2.1.2 Alex Zerbini (Seattle, Washington, USA / Sao Paulo, Brazil)

2.2 Spatial Analysis and Data Types

Until recently, most spatial analysis in R was centered around the sp package and it’s various spatial data types. There are a large number of packages and analyses that rely on the sp package. However, recently, a new package sf has been developed which offers a more modern approach to spatial data and relies on the Simple Features open data format for describing and storing spatial data.

The key thing to recognize is that sf objects are, for the most part, data frames (or tibbles). Each row in the data frame represents a data record and each record has a column that describes the spatial geometry associated with that record. For example, 5 points would be represented by a data frame with 5 records. Each record would have a geometry column and that column would describe the simple feature geometry. In this example the geometry would contain the x/y coordinates for each point.

Because sf data objects are just data frames, it makes working with them and manipulating them much easier that sp. It also means that sf is compatible with many of the packages included in the tidyverse (e.g. dplyr, purrr, ggplot2).

The sf package is only capable of working with and storing vector based spatial data (e.g. points, lines, polygons). It cannot be used for raster data. For those interested in using raster data, the raster package and the stars package are viable options. Note stars is relatively new and under heavy development at this time.

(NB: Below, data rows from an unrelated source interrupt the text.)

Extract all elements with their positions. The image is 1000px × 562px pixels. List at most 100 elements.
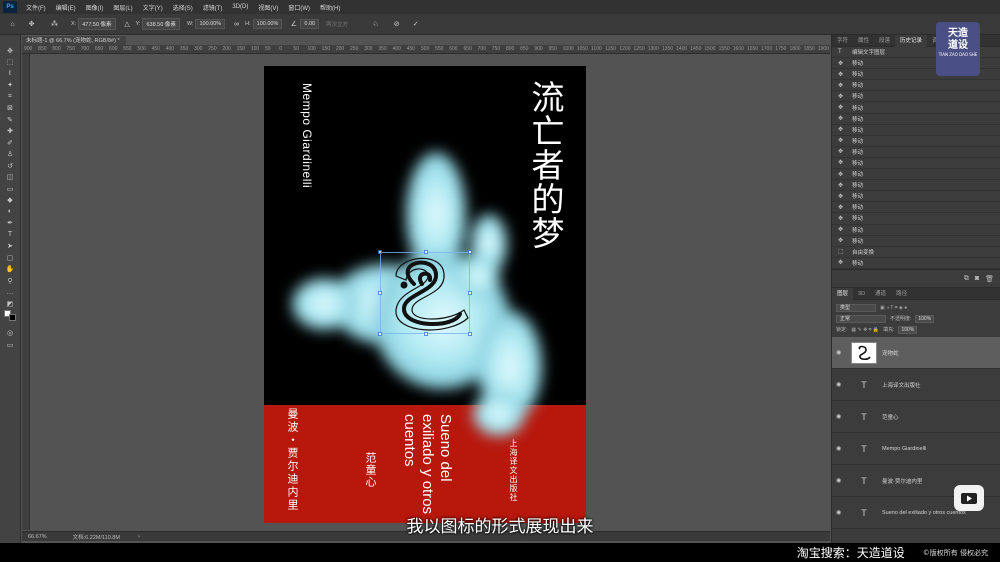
quick-mask-icon[interactable]: ◎ (4, 328, 16, 340)
color-swatches[interactable] (4, 309, 16, 324)
menu-type[interactable]: 文字(Y) (138, 3, 168, 12)
reference-point-icon[interactable]: ⁂ (50, 20, 59, 29)
eyedropper-tool-icon[interactable]: ✎ (4, 114, 16, 126)
video-play-button[interactable] (954, 485, 984, 511)
home-icon[interactable]: ⌂ (8, 20, 17, 29)
dodge-tool-icon[interactable]: ◐ (4, 206, 16, 218)
history-row[interactable]: ✥ 移动 (832, 213, 1000, 225)
eye-icon[interactable]: ◉ (836, 413, 846, 420)
history-row[interactable]: ✥ 移动 (832, 202, 1000, 214)
tab-properties[interactable]: 属性 (853, 35, 874, 47)
y-position-field[interactable]: Y: 638.50 像素 (136, 18, 180, 30)
screen-mode-icon[interactable]: ▭ (4, 339, 16, 351)
eye-icon[interactable]: ◉ (836, 445, 846, 452)
history-row[interactable]: ✥ 移动 (832, 225, 1000, 236)
delta-icon[interactable]: △ (123, 20, 132, 29)
eye-icon[interactable]: ◉ (836, 477, 846, 484)
tab-layers[interactable]: 图层 (832, 287, 854, 300)
move-tool-icon[interactable]: ✥ (27, 20, 36, 29)
history-row[interactable]: ✥ 移动 (832, 169, 1000, 181)
crop-tool-icon[interactable]: ⌗ (4, 91, 16, 103)
hand-tool-icon[interactable]: ✋ (4, 264, 16, 276)
tab-3d[interactable]: 3D (853, 288, 870, 300)
tab-history[interactable]: 历史记录 (895, 34, 928, 47)
y-value[interactable]: 638.50 像素 (142, 18, 180, 30)
transform-handle-bc[interactable] (424, 332, 428, 336)
pen-tool-icon[interactable]: ✒ (4, 218, 16, 230)
history-brush-icon[interactable]: ↺ (4, 160, 16, 172)
marquee-tool-icon[interactable]: ⬚ (4, 57, 16, 69)
history-row[interactable]: ✥ 移动 (832, 102, 1000, 114)
menu-image[interactable]: 图像(I) (81, 3, 109, 12)
angle-value[interactable]: 0.00 (300, 19, 320, 29)
tab-paragraph[interactable]: 段落 (874, 35, 895, 47)
history-row[interactable]: ✥ 移动 (832, 180, 1000, 192)
history-row[interactable]: ✥ 移动 (832, 191, 1000, 203)
blur-tool-icon[interactable]: ◆ (4, 195, 16, 207)
history-row[interactable]: ✥ 移动 (832, 136, 1000, 147)
layer-row[interactable]: ◉ T Mempo Giardinelli (832, 433, 1000, 465)
height-field[interactable]: H: 100.00% (245, 19, 283, 29)
camera-icon[interactable]: ◙ (975, 275, 979, 282)
eraser-tool-icon[interactable]: ◫ (4, 172, 16, 184)
warp-icon[interactable]: ♘ (371, 20, 380, 29)
fill-input[interactable]: 100% (898, 325, 918, 334)
history-row[interactable]: ✥ 移动 (832, 258, 1000, 269)
menu-3d[interactable]: 3D(D) (227, 4, 253, 10)
menu-filter[interactable]: 滤镜(T) (198, 3, 228, 12)
transform-handle-ml[interactable] (378, 291, 382, 295)
w-value[interactable]: 100.00% (195, 19, 226, 29)
history-row[interactable]: ✥ 移动 (832, 236, 1000, 247)
history-row[interactable]: ✥ 移动 (832, 158, 1000, 170)
book-title-spanish[interactable]: Sueno del exiliado y otros cuentos (400, 414, 454, 523)
canvas-area[interactable]: 流亡者的梦 Mempo Giardinelli 曼波・贾尔迪内里 范童心 Sue… (30, 54, 830, 530)
stamp-tool-icon[interactable]: ♙ (4, 149, 16, 161)
shape-tool-icon[interactable]: ▢ (4, 252, 16, 264)
blend-mode-select[interactable]: 正常 (836, 314, 886, 323)
layer-name[interactable]: 上海译文出版社 (882, 381, 921, 389)
transform-bounding-box[interactable] (378, 250, 472, 336)
publisher-name[interactable]: 上海译文出版社 (508, 439, 519, 502)
history-list[interactable]: T 编辑文字图层 ✥ 移动 ✥ 移动 ✥ 移动 ✥ 移动 ✥ 移动 ✥ 移动 ✥ 移动 ✥ 移动 ✥ 移动 ✥ 移动 ✥ 移动… (832, 47, 1000, 270)
history-row[interactable]: ✥ 移动 (832, 147, 1000, 158)
transform-handle-br[interactable] (468, 332, 472, 336)
type-tool-icon[interactable]: T (4, 229, 16, 241)
move-tool-icon[interactable]: ✥ (4, 45, 16, 57)
document-tab[interactable]: 未标题-1 @ 66.7% (宠物蛇, RGB/8#) * × (22, 35, 126, 54)
transform-handle-tl[interactable] (378, 250, 382, 254)
trash-icon[interactable]: 🗑 (985, 275, 994, 283)
author-name-english[interactable]: Mempo Giardinelli (300, 83, 314, 188)
tab-paths[interactable]: 路径 (891, 288, 912, 300)
tab-character[interactable]: 字符 (832, 35, 853, 47)
frame-tool-icon[interactable]: ⊠ (4, 103, 16, 115)
menu-file[interactable]: 文件(F) (21, 3, 51, 12)
ruler-horizontal[interactable]: 900 850 800 750 700 650 600 550 500 450 400 350 300 2… (22, 45, 830, 54)
translator-name[interactable]: 范童心 (362, 452, 378, 488)
layer-row[interactable]: ◉ T 范童心 (832, 401, 1000, 433)
link-icon[interactable]: ∞ (232, 20, 241, 29)
background-color[interactable] (9, 313, 16, 321)
menu-view[interactable]: 视图(V) (253, 3, 283, 12)
menu-edit[interactable]: 编辑(E) (51, 3, 81, 12)
layer-name[interactable]: 宠物蛇 (882, 349, 899, 357)
layer-name[interactable]: 范童心 (882, 413, 899, 421)
layer-filter-select[interactable]: 类型 (836, 303, 876, 312)
transform-handle-bl[interactable] (378, 332, 382, 336)
magic-wand-tool-icon[interactable]: ✦ (4, 80, 16, 92)
filter-icons[interactable]: ▣ ◑ T ⌗ ◈ ● (880, 305, 907, 311)
brush-tool-icon[interactable]: ✐ (4, 137, 16, 149)
x-position-field[interactable]: X: 477.50 像素 (71, 18, 116, 30)
path-select-tool-icon[interactable]: ➤ (4, 241, 16, 253)
cancel-icon[interactable]: ⊘ (392, 20, 401, 29)
history-row[interactable]: ✥ 移动 (832, 80, 1000, 92)
commit-icon[interactable]: ✓ (411, 20, 420, 29)
book-title-chinese[interactable]: 流亡者的梦 (526, 80, 565, 250)
angle-field[interactable]: ∠ 0.00 (289, 19, 320, 29)
snapshot-icon[interactable]: ⧉ (964, 275, 969, 283)
menu-select[interactable]: 选择(S) (168, 3, 198, 12)
ruler-vertical[interactable] (22, 54, 30, 530)
menu-layer[interactable]: 图层(L) (108, 3, 137, 12)
opacity-input[interactable]: 100% (915, 314, 935, 323)
more-tools-icon[interactable]: … (4, 287, 16, 299)
width-field[interactable]: W: 100.00% (187, 19, 226, 29)
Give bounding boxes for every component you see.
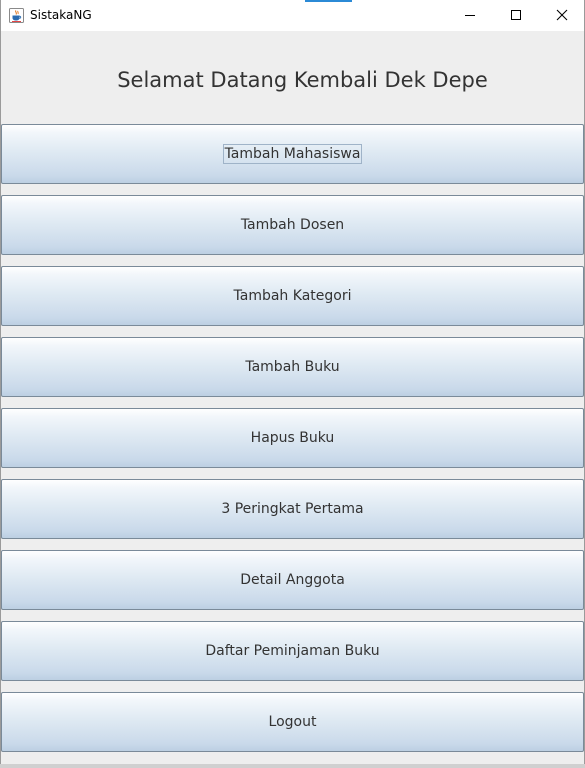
button-label: Hapus Buku [250, 430, 335, 446]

2.3 Making Maps with ggplot2 and ggspatial

Most of the exercises in this workshop will follow the follwoing workflow:

  1. Import spatial data into R using the sf package
  2. Confirm the spatial data is valid and set the projection
  3. Use common tidyverse functions to edit, arrange, and group the data
  4. Create maps using ggplot2 and ggspatial
  5. Add scale bars, titles/subtitles, axis labels, and legends
  6. Save the maps to common image formats for inclusion in manuscripts and publications

The ggplot2 package is a widley used framework for developing plots and figures within R. The latest version of ggplot2 has a special geom_sf function for sf spatial data. Latitude and longitude graticules are automatically created and other aspects of spatial data are handled within ggplot2 that makes the process of creating quality maps much simpler.